Она определенно что-то знает, и руки ее выдают. Пальцы вцепились в широкий браслет из красного полипласта. Дергают. Крутят. Царапают короткими ноготками.
- Д-да… он давно уже умер.
Еще одна неловкая улыбка.
- Лафайет Лайм, так его звали, верно, - Тельма, не дождавшись приглашения, присела. – Да вы присаживайтесь…
Чего она боится?
Ее отец и вправду давно мертв. Сама она… имя мелькнуло в деле, но и только. А ведь ей было шестнадцать. Взрослая девушка, почти женщина…
- Не понимаю.
Пальцы замерли.
А ладони вывернулись, уже не розовые – сероватые. У приютских Тельма уже видела такую кожу. От частого мытья она сохнет, идет мелкими трещинами, зудеть начинает.
Неприятно.
- Вы ведь были уже взрослой? Вы должны были помнить то дело… смерть Элизы Деррингер.
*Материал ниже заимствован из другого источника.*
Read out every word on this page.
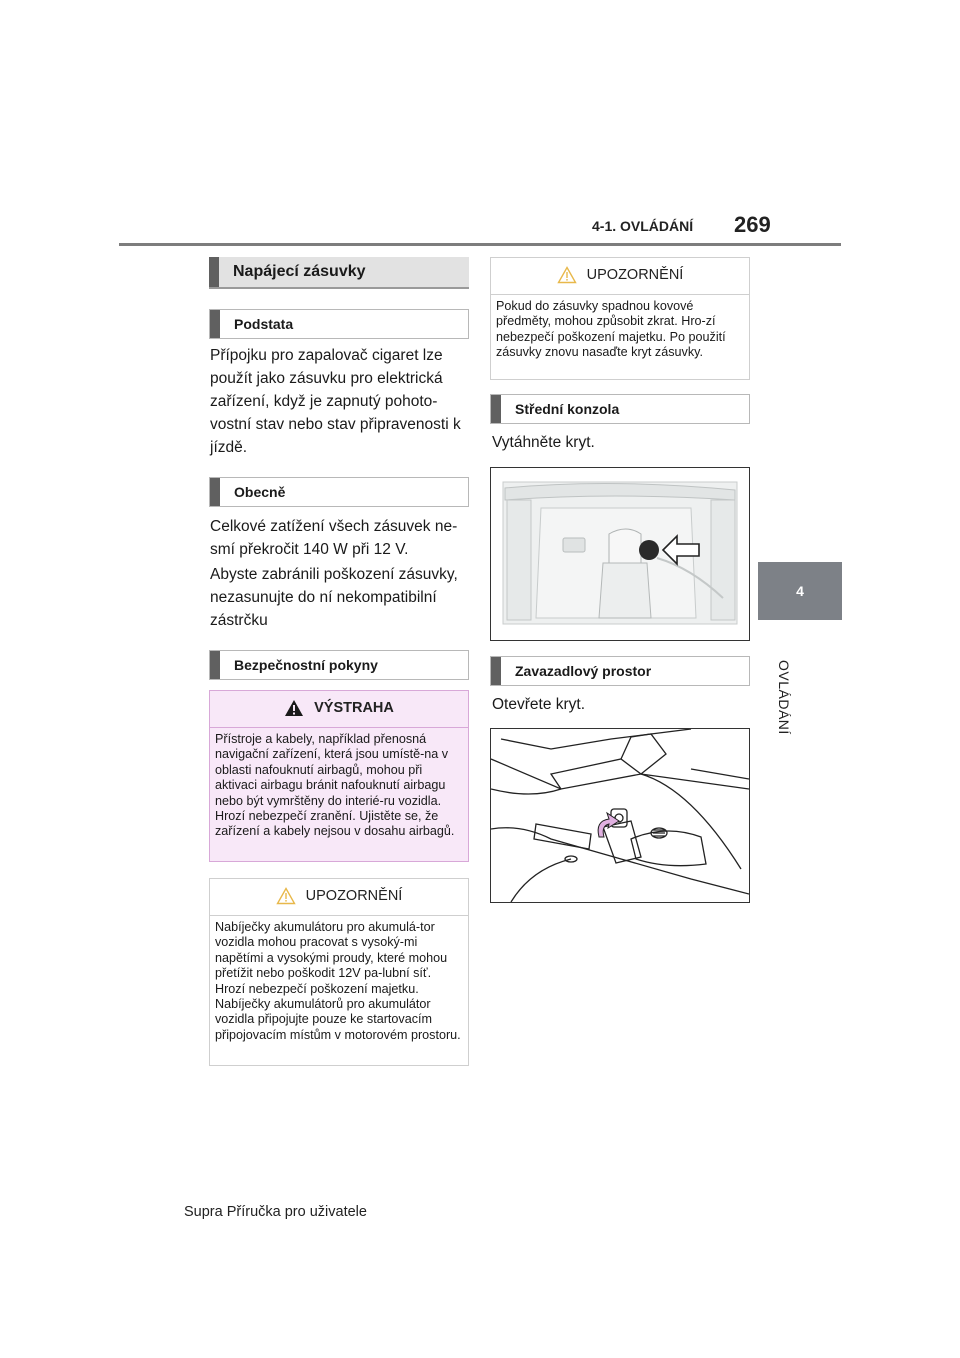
4-1. OVLÁDÁNÍ 269
4
OVLÁDÁNÍ
Napájecí zásuvky
Podstata

Přípojku pro zapalovač cigaret lze použít jako zásuvku pro elektrická zařízení, když je zapnutý pohoto-vostní stav nebo stav připravenosti k jízdě.

Obecně

Celkové zatížení všech zásuvek ne-smí překročit 140 W při 12 V.

Abyste zabránili poškození zásuvky, nezasunujte do ní nekompatibilní zástrčku

Bezpečnostní pokyny
VÝSTRAHA
Přístroje a kabely, například přenosná navigační zařízení, která jsou umístě-na v oblasti nafouknutí airbagů, mohou při aktivaci airbagu bránit nafouknutí airbagu nebo být vymrštěny do interié-ru vozidla. Hrozí nebezpečí zranění. Ujistěte se, že zařízení a kabely nejsou v dosahu airbagů.
UPOZORNĚNÍ
Nabíječky akumulátoru pro akumulá-tor vozidla mohou pracovat s vysoký-mi napětími a vysokými proudy, které mohou přetížit nebo poškodit 12V pa-lubní síť. Hrozí nebezpečí poškození majetku. Nabíječky akumulátorů pro akumulátor vozidla připojujte pouze ke startovacím připojovacím místům v motorovém prostoru.
UPOZORNĚNÍ
Pokud do zásuvky spadnou kovové předměty, mohou způsobit zkrat. Hro-zí nebezpečí poškození majetku. Po použití zásuvky znovu nasaďte kryt zásuvky.
Střední konzola

Vytáhněte kryt.

Zavazadlový prostor

Otevřete kryt.

Supra Příručka pro uživatele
Руки серые, а сосуды – синие, вспухшие.
Но не жаль.
Вот нисколько не жаль Аманду… несколько минут разговора – разве много? У нее ведь было столько времени, целых десять лет. Да и слова… что они изменят в ее жизни? Разве отнимут мужа? Дочь? И этот очаровательный домик с огромною кухней и парой-тройкой спален?
Здесь и гостевые комнаты, надо полагать, имеются.
- Я… я не интересовалась делами отца.
- Да? – Тельма не собиралась отпускать ее так легко. – А мне казалось, именно вы помогали ему вести прием…
Пальцем в небо.
Но удачно.
И руки замерли.
Плечи опустились под невыносимой тяжестью.
- Я… у нас не было другого выхода… отец ушел из госпиталя. Вынужден был. Его силы таяли. Он всю свою сознательную жизнь помогал людям, - теперь она говорила тихо и зло. – Знаете, скольких он спас?
Тельма понятия не имела.
И не желала знать.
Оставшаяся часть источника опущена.